Он остановился.
– Знаешь что, – сказал Андрей, – поедем к Ростовым. Мне необходимо у них побывать, пое[дем].
И действительно, приехав к Ростовым, как только в гостиную, услыхав о приезде гостя, едва удерживаясь от бега, вошла Наташа и, счастливая, испуганная и гордая, села и тотчас же вскочила, чтобы убежать в свою комнату и защекотать и перецеловать от радости всех домашних, т. е. как нибудь наружу излить свою радость, – тогда только вполне стали ясны для князя Андрея все эти вопросы, в которых он со времени своего приезда в Петербург чувствовал, что начинал запутываться. И вопрос об успехе в свете, и о Наполеоне, и о семейном горе Pierr’a, и о преобразованиях Сперанского, и о масонстве, и о назначении человека, – все эти вопросы стали ясны и решены. Стало ясно, что все эти вопросы не существуют, не имеют ни малейшей важности и что есть один только вопрос, счастливый вопрос о дубе, который всё ближе и ближе приходит к своему разрешению.[3224]>
[Далее со слов: Денежные дела Ростовых не поправились в продолжение двух лет, которые они пробыли в деревне. кончая: Разговор кончился тем, что граф, желая быть великолепным и не подвергаться новым просьбам, сказал, что он выдает вексель в 80 тысяч. – близко к печатному тексту. T. II, ч. 3, гл. XI.]
Но Берг, подумавши, сказал, что он не может взять один вексель, а просит сорок тысяч деньгами и на сорок вексель.

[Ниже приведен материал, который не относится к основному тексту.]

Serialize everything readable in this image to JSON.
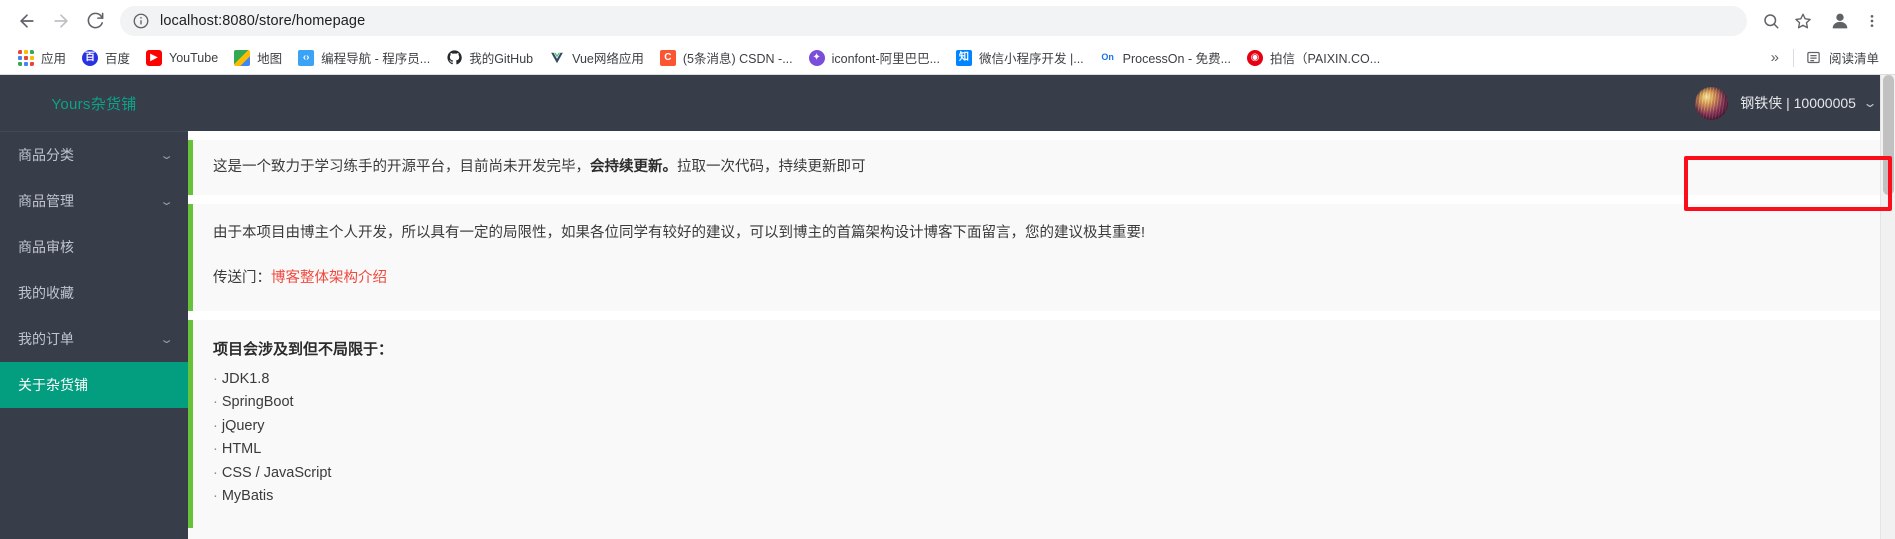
{
  "browser": {
    "url_display": "localhost:8080/store/homepage",
    "url_host": "localhost:8080",
    "url_path": "/store/homepage",
    "nav": {
      "back": "back-button",
      "forward": "forward-button",
      "reload": "reload-button"
    },
    "omnibox_actions": [
      "zoom-icon",
      "bookmark-star-icon"
    ],
    "profile": "profile-avatar-icon",
    "menu": "browser-menu-icon",
    "bookmarks": [
      {
        "label": "应用",
        "icon": "apps-grid-icon",
        "ico_class": "ico-apps",
        "glyph": ""
      },
      {
        "label": "百度",
        "icon": "baidu-icon",
        "ico_class": "ico-baidu",
        "glyph": "度"
      },
      {
        "label": "YouTube",
        "icon": "youtube-icon",
        "ico_class": "ico-youtube",
        "glyph": "▶"
      },
      {
        "label": "地图",
        "icon": "google-maps-icon",
        "ico_class": "ico-maps",
        "glyph": ""
      },
      {
        "label": "编程导航 - 程序员...",
        "icon": "code-nav-icon",
        "ico_class": "ico-code",
        "glyph": "‹›"
      },
      {
        "label": "我的GitHub",
        "icon": "github-icon",
        "ico_class": "ico-github",
        "glyph": ""
      },
      {
        "label": "Vue网络应用",
        "icon": "vue-icon",
        "ico_class": "ico-vue",
        "glyph": "▼"
      },
      {
        "label": "(5条消息) CSDN -...",
        "icon": "csdn-icon",
        "ico_class": "ico-csdn",
        "glyph": "C"
      },
      {
        "label": "iconfont-阿里巴巴...",
        "icon": "iconfont-icon",
        "ico_class": "ico-iconfont",
        "glyph": "✦"
      },
      {
        "label": "微信小程序开发 |...",
        "icon": "zhihu-icon",
        "ico_class": "ico-zhihu",
        "glyph": "知"
      },
      {
        "label": "ProcessOn - 免费...",
        "icon": "processon-icon",
        "ico_class": "ico-processon",
        "glyph": "On"
      },
      {
        "label": "拍信（PAIXIN.CO...",
        "icon": "paixin-icon",
        "ico_class": "ico-paixin",
        "glyph": "◉"
      }
    ],
    "overflow_label": "»",
    "reading_list": {
      "label": "阅读清单",
      "icon": "reading-list-icon",
      "glyph": "▤"
    }
  },
  "sidebar": {
    "brand": "Yours杂货铺",
    "items": [
      {
        "label": "商品分类",
        "has_chevron": true,
        "active": false
      },
      {
        "label": "商品管理",
        "has_chevron": true,
        "active": false
      },
      {
        "label": "商品审核",
        "has_chevron": false,
        "active": false
      },
      {
        "label": "我的收藏",
        "has_chevron": false,
        "active": false
      },
      {
        "label": "我的订单",
        "has_chevron": true,
        "active": false
      },
      {
        "label": "关于杂货铺",
        "has_chevron": false,
        "active": true
      }
    ]
  },
  "topbar": {
    "user_name": "钢铁侠 | 10000005",
    "chevron": "⌄",
    "highlight_color": "#fc0d1b"
  },
  "main": {
    "alert1": {
      "text_before": "这是一个致力于学习练手的开源平台，目前尚未开发完毕，",
      "text_bold": "会持续更新。",
      "text_after": "拉取一次代码，持续更新即可"
    },
    "alert2": {
      "line1": "由于本项目由博主个人开发，所以具有一定的局限性，如果各位同学有较好的建议，可以到博主的首篇架构设计博客下面留言，您的建议极其重要!",
      "line2_prefix": "传送门：",
      "line2_link": "博客整体架构介绍"
    },
    "alert3": {
      "title": "项目会涉及到但不局限于：",
      "items": [
        "JDK1.8",
        "SpringBoot",
        "jQuery",
        "HTML",
        "CSS / JavaScript",
        "MyBatis"
      ],
      "bullet": "·"
    }
  },
  "colors": {
    "sidebar_bg": "#373d49",
    "sidebar_active": "#039e80",
    "brand": "#0ca287",
    "alert_accent": "#67c23a",
    "link_red": "#f1493f",
    "highlight_red": "#fc0d1b"
  }
}
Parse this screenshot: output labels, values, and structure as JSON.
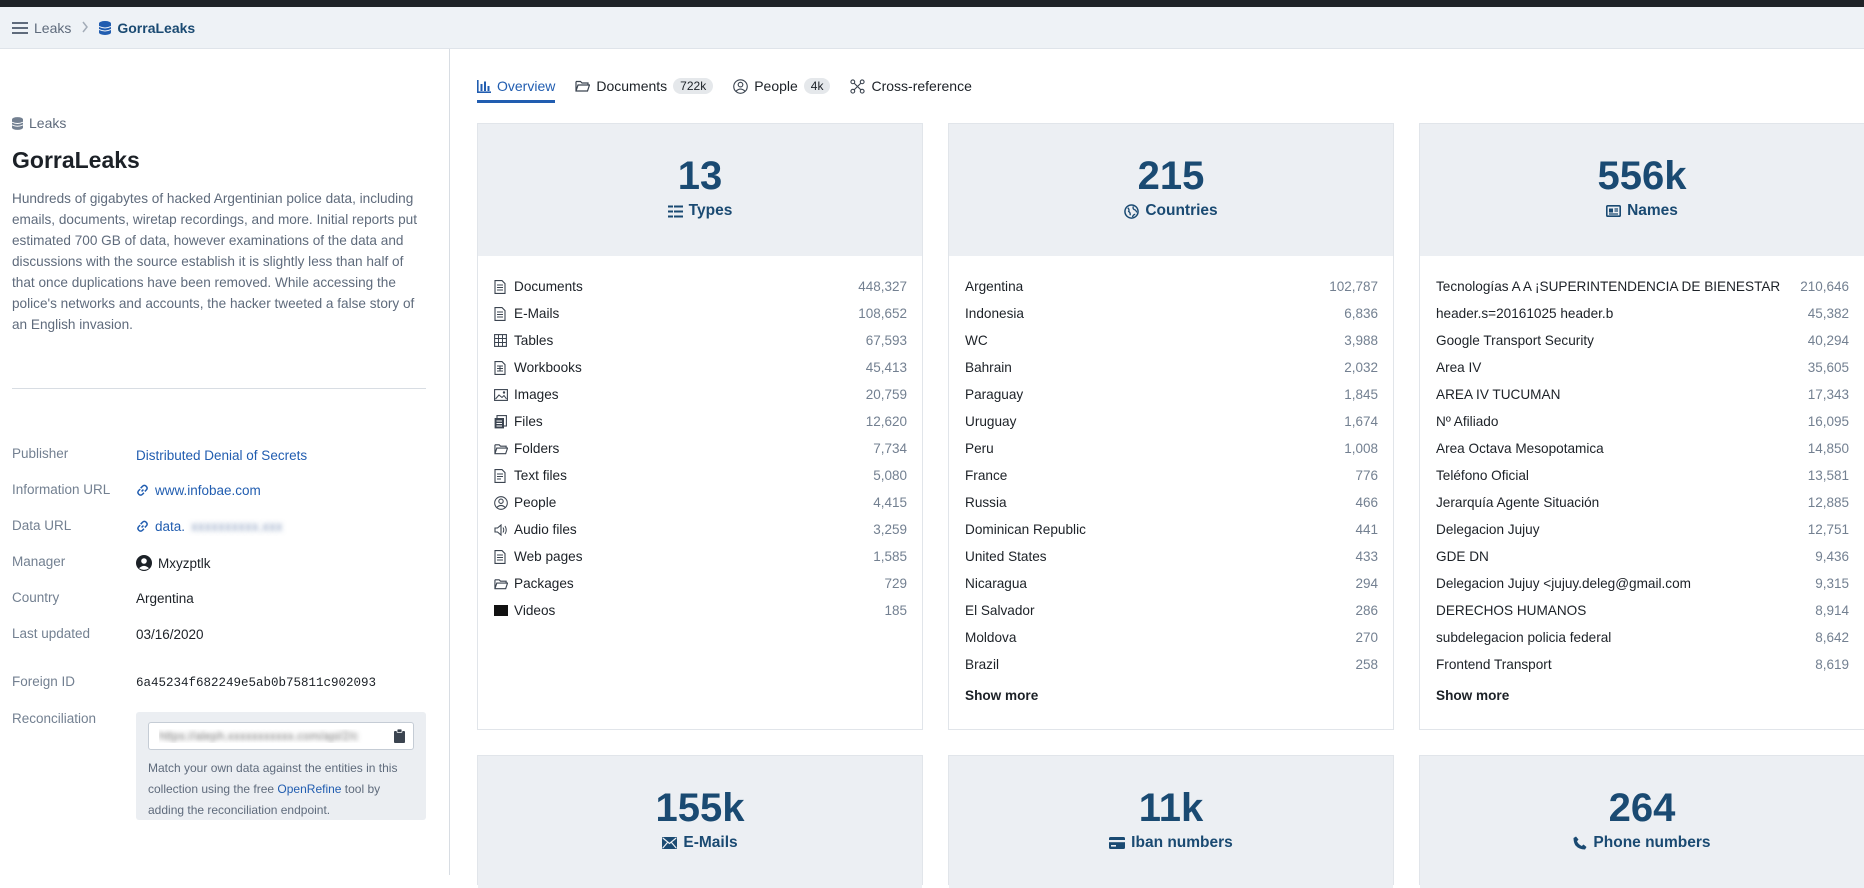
{
  "breadcrumb": {
    "root": "Leaks",
    "current": "GorraLeaks"
  },
  "sidebar": {
    "kicker": "Leaks",
    "title": "GorraLeaks",
    "description": "Hundreds of gigabytes of hacked Argentinian police data, including emails, documents, wiretap recordings, and more. Initial reports put estimated 700 GB of data, however examinations of the data and discussions with the source establish it is slightly less than half of that once duplications have been removed. While accessing the police's networks and accounts, the hacker tweeted a false story of an English invasion.",
    "meta": {
      "publisher_label": "Publisher",
      "publisher_value": "Distributed Denial of Secrets",
      "info_url_label": "Information URL",
      "info_url_value": "www.infobae.com",
      "data_url_label": "Data URL",
      "data_url_value": "data.",
      "manager_label": "Manager",
      "manager_value": "Mxyzptlk",
      "country_label": "Country",
      "country_value": "Argentina",
      "updated_label": "Last updated",
      "updated_value": "03/16/2020",
      "foreign_id_label": "Foreign ID",
      "foreign_id_value": "6a45234f682249e5ab0b75811c902093",
      "recon_label": "Reconciliation",
      "recon_help_1": "Match your own data against the entities in this collection using the free ",
      "recon_help_link": "OpenRefine",
      "recon_help_2": " tool by adding the reconciliation endpoint."
    }
  },
  "tabs": [
    {
      "label": "Overview"
    },
    {
      "label": "Documents",
      "count": "722k"
    },
    {
      "label": "People",
      "count": "4k"
    },
    {
      "label": "Cross-reference"
    }
  ],
  "cards": {
    "types": {
      "number": "13",
      "label": "Types",
      "rows": [
        {
          "icon": "document-icon",
          "name": "Documents",
          "count": "448,327"
        },
        {
          "icon": "email-doc-icon",
          "name": "E-Mails",
          "count": "108,652"
        },
        {
          "icon": "table-icon",
          "name": "Tables",
          "count": "67,593"
        },
        {
          "icon": "workbook-icon",
          "name": "Workbooks",
          "count": "45,413"
        },
        {
          "icon": "image-icon",
          "name": "Images",
          "count": "20,759"
        },
        {
          "icon": "files-icon",
          "name": "Files",
          "count": "12,620"
        },
        {
          "icon": "folder-icon",
          "name": "Folders",
          "count": "7,734"
        },
        {
          "icon": "text-file-icon",
          "name": "Text files",
          "count": "5,080"
        },
        {
          "icon": "person-icon",
          "name": "People",
          "count": "4,415"
        },
        {
          "icon": "audio-icon",
          "name": "Audio files",
          "count": "3,259"
        },
        {
          "icon": "web-page-icon",
          "name": "Web pages",
          "count": "1,585"
        },
        {
          "icon": "package-icon",
          "name": "Packages",
          "count": "729"
        },
        {
          "icon": "video-icon",
          "name": "Videos",
          "count": "185"
        }
      ]
    },
    "countries": {
      "number": "215",
      "label": "Countries",
      "rows": [
        {
          "name": "Argentina",
          "count": "102,787"
        },
        {
          "name": "Indonesia",
          "count": "6,836"
        },
        {
          "name": "WC",
          "count": "3,988"
        },
        {
          "name": "Bahrain",
          "count": "2,032"
        },
        {
          "name": "Paraguay",
          "count": "1,845"
        },
        {
          "name": "Uruguay",
          "count": "1,674"
        },
        {
          "name": "Peru",
          "count": "1,008"
        },
        {
          "name": "France",
          "count": "776"
        },
        {
          "name": "Russia",
          "count": "466"
        },
        {
          "name": "Dominican Republic",
          "count": "441"
        },
        {
          "name": "United States",
          "count": "433"
        },
        {
          "name": "Nicaragua",
          "count": "294"
        },
        {
          "name": "El Salvador",
          "count": "286"
        },
        {
          "name": "Moldova",
          "count": "270"
        },
        {
          "name": "Brazil",
          "count": "258"
        }
      ],
      "show_more": "Show more"
    },
    "names": {
      "number": "556k",
      "label": "Names",
      "rows": [
        {
          "name": "Tecnologías A A ¡SUPERINTENDENCIA DE BIENESTAR",
          "count": "210,646"
        },
        {
          "name": "header.s=20161025 header.b",
          "count": "45,382"
        },
        {
          "name": "Google Transport Security",
          "count": "40,294"
        },
        {
          "name": "Area IV",
          "count": "35,605"
        },
        {
          "name": "AREA IV TUCUMAN",
          "count": "17,343"
        },
        {
          "name": "Nº Afiliado",
          "count": "16,095"
        },
        {
          "name": "Area Octava Mesopotamica",
          "count": "14,850"
        },
        {
          "name": "Teléfono Oficial",
          "count": "13,581"
        },
        {
          "name": "Jerarquía Agente Situación",
          "count": "12,885"
        },
        {
          "name": "Delegacion Jujuy",
          "count": "12,751"
        },
        {
          "name": "GDE DN",
          "count": "9,436"
        },
        {
          "name": "Delegacion Jujuy <jujuy.deleg@gmail.com",
          "count": "9,315"
        },
        {
          "name": "DERECHOS HUMANOS",
          "count": "8,914"
        },
        {
          "name": "subdelegacion policia federal",
          "count": "8,642"
        },
        {
          "name": "Frontend Transport",
          "count": "8,619"
        }
      ],
      "show_more": "Show more"
    },
    "emails": {
      "number": "155k",
      "label": "E-Mails"
    },
    "ibans": {
      "number": "11k",
      "label": "Iban numbers"
    },
    "phones": {
      "number": "264",
      "label": "Phone numbers"
    }
  },
  "colors": {
    "accent": "#215db0",
    "stat_blue": "#1a4a72",
    "card_head_bg": "#eceff3",
    "topbar_bg": "#eef2f6"
  }
}
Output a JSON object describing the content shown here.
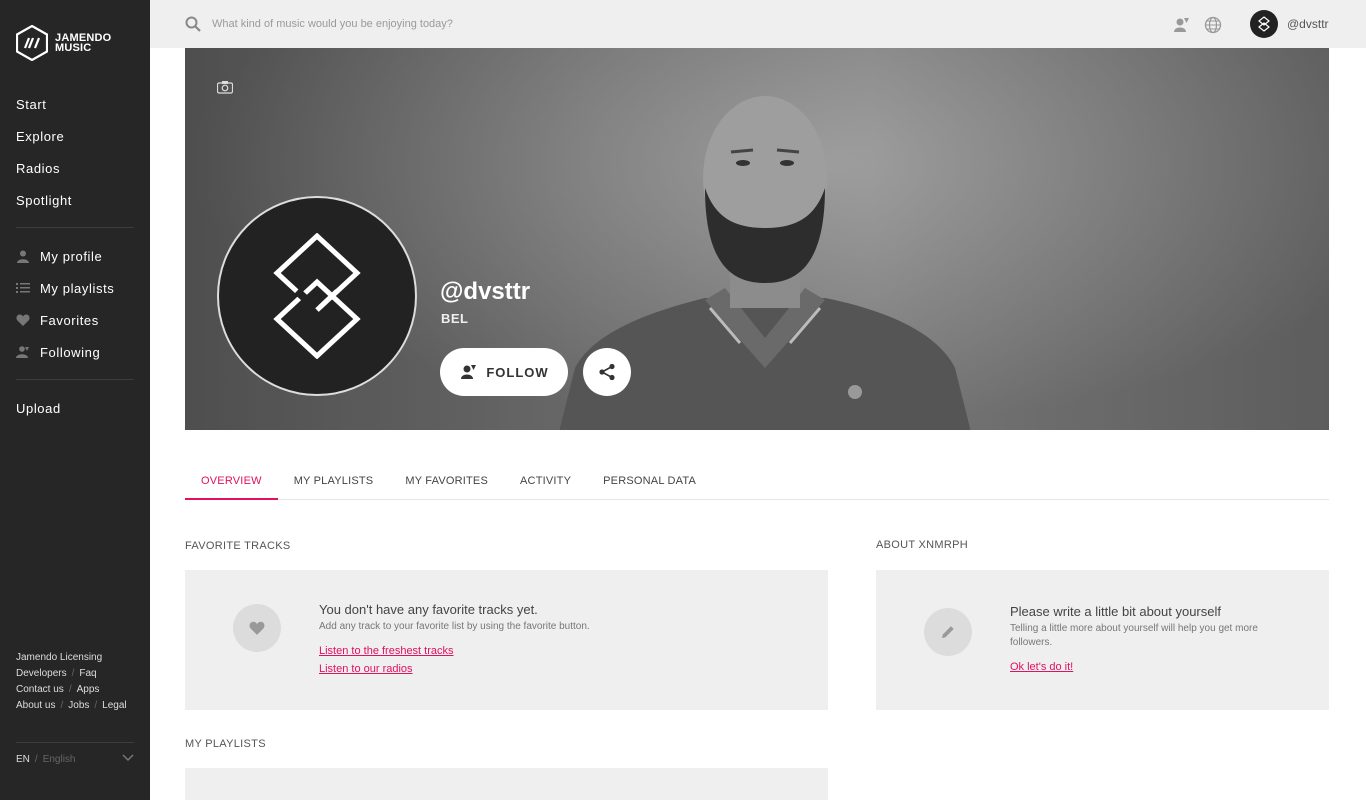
{
  "app": {
    "logo_line1": "JAMENDO",
    "logo_line2": "MUSIC"
  },
  "sidebar": {
    "main_nav": [
      {
        "label": "Start"
      },
      {
        "label": "Explore"
      },
      {
        "label": "Radios"
      },
      {
        "label": "Spotlight"
      }
    ],
    "user_nav": [
      {
        "label": "My profile",
        "icon": "user-icon"
      },
      {
        "label": "My playlists",
        "icon": "playlist-icon"
      },
      {
        "label": "Favorites",
        "icon": "heart-icon"
      },
      {
        "label": "Following",
        "icon": "following-icon"
      }
    ],
    "upload_label": "Upload",
    "footer": {
      "licensing": "Jamendo Licensing",
      "developers": "Developers",
      "faq": "Faq",
      "contact": "Contact us",
      "apps": "Apps",
      "about": "About us",
      "jobs": "Jobs",
      "legal": "Legal"
    },
    "language": {
      "code": "EN",
      "name": "English"
    }
  },
  "topbar": {
    "search_placeholder": "What kind of music would you be enjoying today?",
    "username": "@dvsttr"
  },
  "profile": {
    "handle": "@dvsttr",
    "country": "BEL",
    "follow_label": "FOLLOW"
  },
  "tabs": [
    {
      "label": "OVERVIEW",
      "active": true
    },
    {
      "label": "MY PLAYLISTS",
      "active": false
    },
    {
      "label": "MY FAVORITES",
      "active": false
    },
    {
      "label": "ACTIVITY",
      "active": false
    },
    {
      "label": "PERSONAL DATA",
      "active": false
    }
  ],
  "favorite_tracks": {
    "title": "FAVORITE TRACKS",
    "headline": "You don't have any favorite tracks yet.",
    "sub": "Add any track to your favorite list by using the favorite button.",
    "link1": "Listen to the freshest tracks",
    "link2": "Listen to our radios"
  },
  "about": {
    "title": "ABOUT XNMRPH",
    "headline": "Please write a little bit about yourself",
    "sub": "Telling a little more about yourself will help you get more followers.",
    "link": "Ok let's do it!"
  },
  "my_playlists": {
    "title": "MY PLAYLISTS"
  },
  "colors": {
    "accent": "#e0115f",
    "sidebar_bg": "#262626",
    "topbar_bg": "#efefef",
    "panel_bg": "#efefef"
  }
}
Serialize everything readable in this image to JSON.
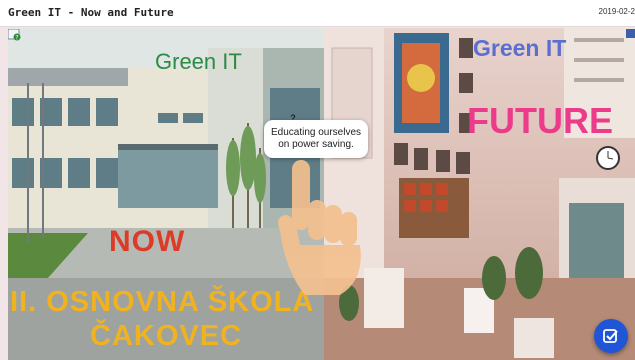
{
  "header": {
    "title": "Green IT - Now and Future",
    "date": "2019-02-2"
  },
  "left_panel": {
    "heading": "Green IT",
    "caption": "NOW",
    "school_line1": "II. OSNOVNA ŠKOLA",
    "school_line2": "ČAKOVEC"
  },
  "right_panel": {
    "heading": "Green IT",
    "caption": "FUTURE"
  },
  "hotspot": {
    "marker": "?",
    "tooltip_line1": "Educating ourselves",
    "tooltip_line2": "on power saving."
  },
  "icons": {
    "help": "help-icon",
    "corner": "expand-icon",
    "hand": "pointing-hand-icon",
    "fab": "checklist-icon"
  },
  "colors": {
    "now_green": "#2d8a45",
    "now_red": "#dd3b27",
    "school_yellow": "#f0b21f",
    "future_blue": "#5a6fcf",
    "future_pink": "#ec3b8a",
    "fab_blue": "#1f55d6"
  }
}
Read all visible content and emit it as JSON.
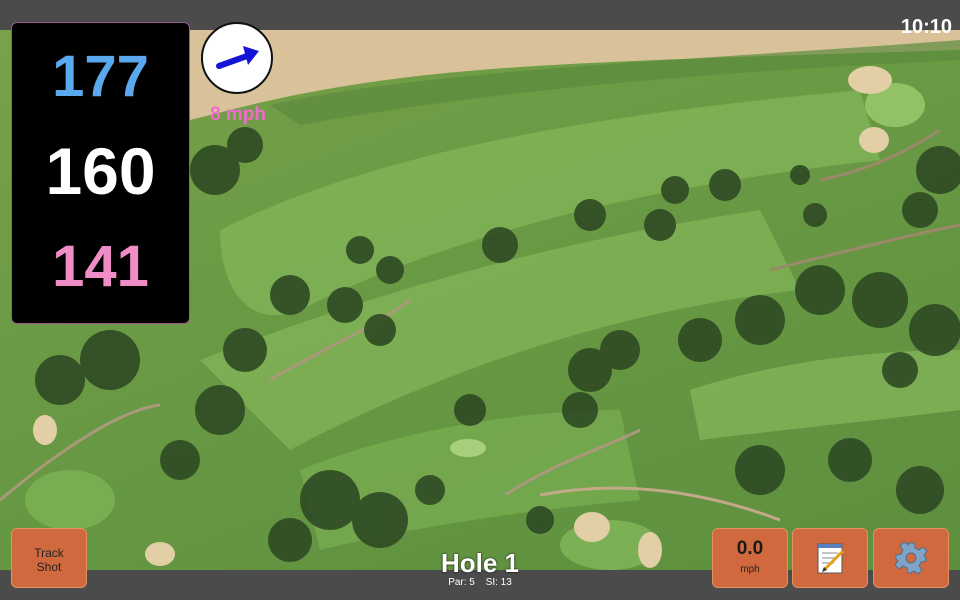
{
  "clock": "10:10",
  "distances": {
    "back": "177",
    "center": "160",
    "front": "141"
  },
  "wind": {
    "speed": "8 mph",
    "arrow_icon": "wind-arrow-icon"
  },
  "buttons": {
    "track_shot": [
      "Track",
      "Shot"
    ],
    "speed_value": "0.0",
    "speed_unit": "mph",
    "notes_icon": "notepad-icon",
    "settings_icon": "gear-icon"
  },
  "hole": {
    "title": "Hole 1",
    "par": "Par: 5",
    "si": "SI: 13"
  },
  "colors": {
    "back": "#5aa9ee",
    "center": "#ffffff",
    "front": "#f08dc7",
    "wind_text": "#f06ad0",
    "button": "#d06a3e"
  }
}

– Да, да, хорошо, – скороговоркой заговорил граф, – только уж извини, дружок, сорок тысяч я дам, а вексель, кроме того, дам на восемьдесят тысяч. Так то, поцелуй меня.
Через несколько времени граф за жидовские проценты достал деньги и отдал Бергу.[3225]
Разговор графа с Бергом был тайной для всех в доме. Замечали только, что граф и жених особенно веселы.[3226]
<У Ростовых, как в Москве, так и в Петербурге теперь, был постоянно полон дом. Но, судя по обществу, которое застал у них Андрей, он сейчас увидал, что, хотя в Москве Ростовы и принадлежали к высшему кругу, здесь в Петербурге их общество было смешанное. Его это оскорбительно кольнуло и еще более кольнуло то, что старая графиня, Вера и Берг и даже Nicolas чувствовали это. Только Наташа и старый граф не видали и не чувствовали это. Первые были рады ему, как представителю высшего петербургского круга. А старик и дочь просто рады были ему, отрадненскому знакомому. Князь Андрей всю жизнь потом помнил это свое посещение Ростовых и первый вход к ним. Вот как это было:[3227]
В передней было особенно освещено, так что лари и ливреи непривычно блестели. Музыканты проносили инструменты. <Пока> они снимали шубы, Pierre спросил у лакея, что такое.
– Нынче бал.
– Вот как, да я и забыл, – сказал Pierre. – Ну всё равно.
Андрей слышал в это время в зале по паркету стук носка и каблу[ка] женского и напевавший голос отрывочную одну фразу в просторном резонансе большой залы.
«Какая другая, совсем другая есть жизнь, радостная, девичья, влюбленная, веселая», как всегда подумал князь Андрей свои дубовые мысли при звуке одного голоса Наташи. «Люблю я это ребячество и молодость, это оживляет меня», подумал он.
– И прекрасно, напьемся чаю и уедем от бала, – сказал он.
– Да, да, – сказал Pierre и он вошел вперед.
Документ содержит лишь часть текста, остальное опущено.